PalmaVela, which lifts the curtain on the Mediterranean yacht racing season as the first major event of the year on the international regattas calendar, returns to its traditional dates early in the month of May, thanks to the Real Club Náutico de Palma.
With an entry list that includes the return of the big boats, as the Maxis of the IMA (International Maxi Association) join the fray, the 18th edition of PalmaVela will muster a hundred teams that include ORCs, Swan 42s, J80s, Dragons, Vintage and Classics.
“With the return of the maxis to the regatta, PalmaVela returns to the bay of Palma and to the club’s pontoons in all of its magnificent apring splendour,” says Emerico Fuster, president of the Real Club Náutico de Palma, who describes the competition as “A very diverse regatta with a fleet of small keelboats like Dragons and also big boats such as the maxis.”
Apart from the competition on the water, Fuster highlights that “the regatta will bring about two thousand people in the city of Palma, adding to the good Easter that our hoteliers and restaurateurs have had. Without a doubt, one more sign that we are returning to a certain type of normality.
The first act of the 18th PalmaVela will be La Larga-The Offshore Race of PalmaVela, which in its second edition will be held in the waters of the Balearic archipelago with the start, from the bay of Palma, scheduled at 12:00 local time on May 1 .

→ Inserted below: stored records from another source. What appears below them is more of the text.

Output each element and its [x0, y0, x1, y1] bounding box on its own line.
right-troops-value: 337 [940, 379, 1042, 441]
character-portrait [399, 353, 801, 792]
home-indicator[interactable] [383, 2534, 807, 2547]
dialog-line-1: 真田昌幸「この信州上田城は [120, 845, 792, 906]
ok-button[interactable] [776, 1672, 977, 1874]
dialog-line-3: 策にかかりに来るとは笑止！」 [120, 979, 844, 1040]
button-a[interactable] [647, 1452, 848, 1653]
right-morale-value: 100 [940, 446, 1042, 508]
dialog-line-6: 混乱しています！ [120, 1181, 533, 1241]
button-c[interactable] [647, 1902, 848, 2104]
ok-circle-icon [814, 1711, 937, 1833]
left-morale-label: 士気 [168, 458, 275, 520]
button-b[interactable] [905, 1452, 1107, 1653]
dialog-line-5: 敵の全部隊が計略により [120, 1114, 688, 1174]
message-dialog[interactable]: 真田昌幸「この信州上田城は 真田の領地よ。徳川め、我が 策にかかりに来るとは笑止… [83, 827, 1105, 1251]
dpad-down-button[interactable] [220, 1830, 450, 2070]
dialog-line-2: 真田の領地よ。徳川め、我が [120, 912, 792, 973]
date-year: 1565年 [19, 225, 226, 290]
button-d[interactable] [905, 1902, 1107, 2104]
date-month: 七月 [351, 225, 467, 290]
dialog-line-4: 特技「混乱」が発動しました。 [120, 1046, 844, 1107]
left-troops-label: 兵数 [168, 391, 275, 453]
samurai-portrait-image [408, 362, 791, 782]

In the last edition, victory went to the hands of the Danish VO70, Trifork, that completed the 220nm between Palma, Dragonera, Ibiza, Formentera and Cabrera, arriving in front of the Cathedral of Mallorca, in a time of 21 hours 45mins. In so doing, it set the first record in the history of this competition recently launched by the Real Club Náutico de Palma as part of the program for the 17th PalmaVela held last October.
In the ORC A2 class on corrected time on the ‘short’ course of 163 nm (Palma-Dragonera-Tagomago-Cabrera-Palma) was by Hydra, owned by Óscar Chaves, with a record of 22 hours and 40 minutes.
However, in this case the victory was not for the fastest boat but for the one that, curiously, crossed the finish line in last position: the First 31.7 Blaumarina, owned by Miguel Enseñat, which transformed a record of almost 29 hours in a hard-fought victory, the fruit of patience and highly commendable determination.
Victory in the full crew ORC class went to Jaume Morrell’s Mestral Fast, which closed the 163-nm course in 27 hours and 657 minutes, gaining a 49-minute lead in compensated over the second classified, the Meerblick Fun owned by Otto Pohlman.
This week the Real Club Náutico de Palma has begun preparations both on shore and at sea to welcome the hundred teams from 20 countries which, including sailors, shore teams and organization, will exceed 2,000 people involved in the regatta and who will live Palma between the end of April and the beginning of May.